Irena Renata Anders (12 May 1920 – 29 November 2010), born Iryna Renata Jarosiewicz (Yarosevych), was a Polish-Ukrainian stage actress and singer. During World War II she performed with Henryk Wars' troupe and later with the Polska Parada (Polish Parade) band, entertaining the Polish Armed Forces in the West (commanded by General Władysław Anders, her future husband). She was one of the first singers to perform the anthem, Czerwone maki na Monte Cassino (The Red Poppies on Monte Cassino).
Life and career
She was born as Iryna Yarosevych into a Ukrainian family in Bruntál, Czechoslovakia (present-day Czech Republic), where her father Mykola Yarosevych was a chaplain for Greek-Catholic soldiers.
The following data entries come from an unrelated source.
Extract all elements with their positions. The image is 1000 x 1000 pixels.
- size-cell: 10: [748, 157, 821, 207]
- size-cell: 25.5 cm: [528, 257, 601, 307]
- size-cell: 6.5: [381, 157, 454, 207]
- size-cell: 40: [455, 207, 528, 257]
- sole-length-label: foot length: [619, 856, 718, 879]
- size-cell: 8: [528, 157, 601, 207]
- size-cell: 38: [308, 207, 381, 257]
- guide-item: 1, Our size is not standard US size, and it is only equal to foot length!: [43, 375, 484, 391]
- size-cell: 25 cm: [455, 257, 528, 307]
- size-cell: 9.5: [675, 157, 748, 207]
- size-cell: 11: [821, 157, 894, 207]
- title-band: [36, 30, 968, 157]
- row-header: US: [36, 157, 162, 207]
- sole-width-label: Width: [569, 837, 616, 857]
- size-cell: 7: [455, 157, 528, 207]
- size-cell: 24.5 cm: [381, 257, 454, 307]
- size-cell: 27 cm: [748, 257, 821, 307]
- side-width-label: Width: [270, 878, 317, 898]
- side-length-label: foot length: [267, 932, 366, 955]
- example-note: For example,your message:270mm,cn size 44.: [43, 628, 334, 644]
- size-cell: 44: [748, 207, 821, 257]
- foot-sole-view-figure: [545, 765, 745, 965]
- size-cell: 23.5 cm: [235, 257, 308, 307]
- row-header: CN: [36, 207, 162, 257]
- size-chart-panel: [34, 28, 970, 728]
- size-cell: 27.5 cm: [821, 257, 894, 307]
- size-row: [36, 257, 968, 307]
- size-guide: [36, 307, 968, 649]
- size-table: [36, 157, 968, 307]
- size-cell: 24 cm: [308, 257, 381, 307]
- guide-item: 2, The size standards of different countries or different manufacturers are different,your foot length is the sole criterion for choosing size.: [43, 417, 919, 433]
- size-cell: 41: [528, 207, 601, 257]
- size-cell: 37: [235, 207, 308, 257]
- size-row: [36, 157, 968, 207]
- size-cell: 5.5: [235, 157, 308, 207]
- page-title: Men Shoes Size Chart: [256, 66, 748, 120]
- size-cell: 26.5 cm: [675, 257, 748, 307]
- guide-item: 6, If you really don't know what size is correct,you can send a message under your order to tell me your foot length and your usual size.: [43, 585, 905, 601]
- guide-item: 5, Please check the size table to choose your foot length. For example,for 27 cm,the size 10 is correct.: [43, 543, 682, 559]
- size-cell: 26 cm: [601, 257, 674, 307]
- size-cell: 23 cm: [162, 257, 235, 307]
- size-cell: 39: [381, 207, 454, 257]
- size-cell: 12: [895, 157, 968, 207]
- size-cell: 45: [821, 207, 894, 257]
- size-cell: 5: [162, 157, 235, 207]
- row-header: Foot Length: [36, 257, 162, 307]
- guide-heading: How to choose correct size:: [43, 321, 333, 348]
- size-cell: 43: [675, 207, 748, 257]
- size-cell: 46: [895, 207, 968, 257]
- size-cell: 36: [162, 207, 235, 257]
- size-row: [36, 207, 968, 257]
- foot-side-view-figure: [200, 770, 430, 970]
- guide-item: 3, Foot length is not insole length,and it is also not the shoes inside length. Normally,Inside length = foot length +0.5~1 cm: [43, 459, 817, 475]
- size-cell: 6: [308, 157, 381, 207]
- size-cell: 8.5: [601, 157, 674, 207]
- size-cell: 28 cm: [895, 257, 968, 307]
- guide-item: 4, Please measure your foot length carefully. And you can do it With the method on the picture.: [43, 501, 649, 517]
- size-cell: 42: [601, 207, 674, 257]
Her mother Olena Yarosevych (née Nyzhankivska) came from a Ukrainian family which counted theater artists and musicians as their members, was the native sister of composer Ostap Nyzhankivsky and opera singer Oleksandr Nyzhankivsky. Shortly after her birth, her family migrated eastward to what was then designated the Ukrainian People's Republic, and her father became chaplain of the Ukrainian Sich Riflemen and later was a priest in the villages Sapohiv and Bryn, which shortly became part of Poland. In 1926 the family moved to Lwów (today Lviv), where Iryna went to a Greek Catholic gymnasium and Ukrainian trading school. From 1929 to 1939 she also studied in the Lysenko Lviv Musical Institute, in her cousin Nestor Nyzhankivsky's fortepiano class, and later in the vocal class of Mariya Sokil and Lidiya Ulukhanova.
She used the stage name Renata Bogdańska. After World War II, she migrated to the United Kingdom.